LiteLLM: one OpenAI-shaped interface for a hundred providers
LiteLLM lets you call OpenAI, Anthropic, Bedrock, Gemini, and local models through one consistent format — as a library or a proxy with keys, budgets, and logging. Here's where it fits.
The more providers you use, the more their small differences bite: each SDK is shaped a little differently, each names things its own way. LiteLLM smooths that over. It gives you one OpenAI-style interface to call 100+ model providers — and, in its proxy form, a lightweight gateway with keys, budgets, and logging built in.
Two ways to use it
- As a library — import it and call any provider with the same completion() function and the familiar OpenAI message format; switch models by changing a string.
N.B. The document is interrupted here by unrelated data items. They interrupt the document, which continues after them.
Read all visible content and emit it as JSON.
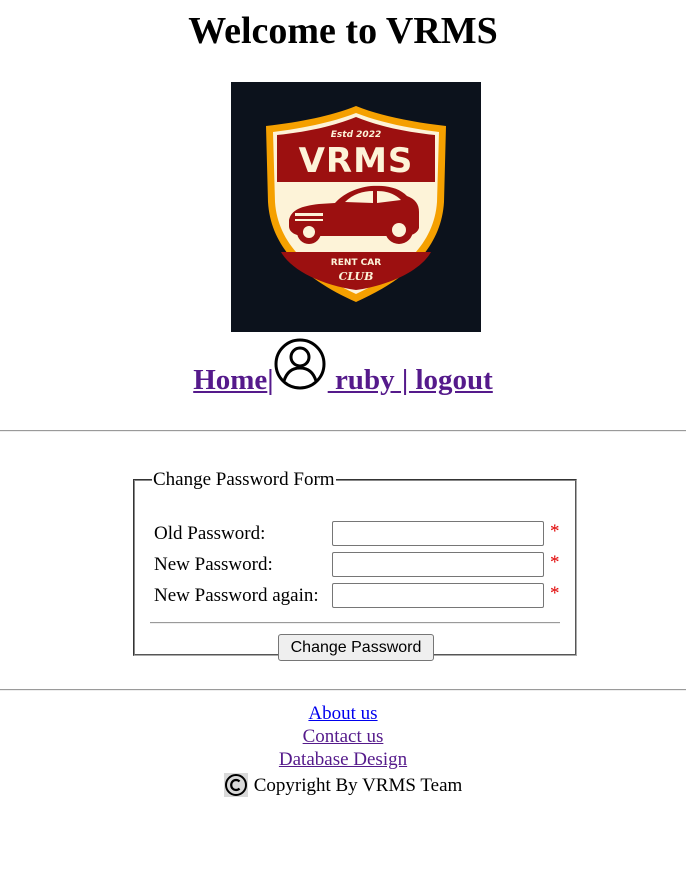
{
  "header": {
    "title": "Welcome to VRMS"
  },
  "logo": {
    "estd": "Estd 2022",
    "brand": "VRMS",
    "tagline": "RENT CAR",
    "club": "CLUB",
    "colors": {
      "background": "#0c121c",
      "shield_border": "#f5a000",
      "shield_red": "#9c1010",
      "cream": "#fdf3d8"
    }
  },
  "nav": {
    "home": "Home",
    "separator": "|",
    "user_icon": "user-circle-icon",
    "user_text": " ruby | logout"
  },
  "form": {
    "legend": "Change Password Form",
    "fields": [
      {
        "label": "Old Password:",
        "value": "",
        "required_mark": "*"
      },
      {
        "label": "New Password:",
        "value": "",
        "required_mark": "*"
      },
      {
        "label": "New Password again:",
        "value": "",
        "required_mark": "*"
      }
    ],
    "submit_label": "Change Password"
  },
  "footer": {
    "links": [
      "About us",
      "Contact us",
      "Database Design"
    ],
    "copyright_icon": "copyright-icon",
    "copyright_text": "Copyright By VRMS Team"
  }
}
- As a proxy (gateway) — run it as a server your apps point at, and centralise API keys, spend limits, rate limits, fallbacks, and request logging across your whole org.
from litellm import completion
# same call shape, different model strings
completion(model='gpt-4o', messages=msgs)
completion(model='claude-sonnet-4-20250514', messages=msgs)
completion(model='gemini/gemini-1.5-pro', messages=msgs)
completion(model='ollama/llama3', messages=msgs)LiteLLM or OpenRouter?
They solve a similar problem from different angles. OpenRouter is a hosted service — you use their endpoint and billing. LiteLLM is open-source you run yourself: the library adds no hop, and the proxy is infrastructure you own, keeping your own provider keys and contracts. If you want zero-ops routing, OpenRouter; if you want control and self-hosting, LiteLLM.
When it fits
Reach for LiteLLM when you're multi-provider and want one code path, or when a team needs a shared gateway to govern spend and keys without every app hard-coding a provider. If you only ever call one model, you don't need it yet — but the day you add a second, you'll be glad it's a string change.
LiteLLM's value shows up the moment you have a second provider — it turns 'which SDK?' into 'which string?'.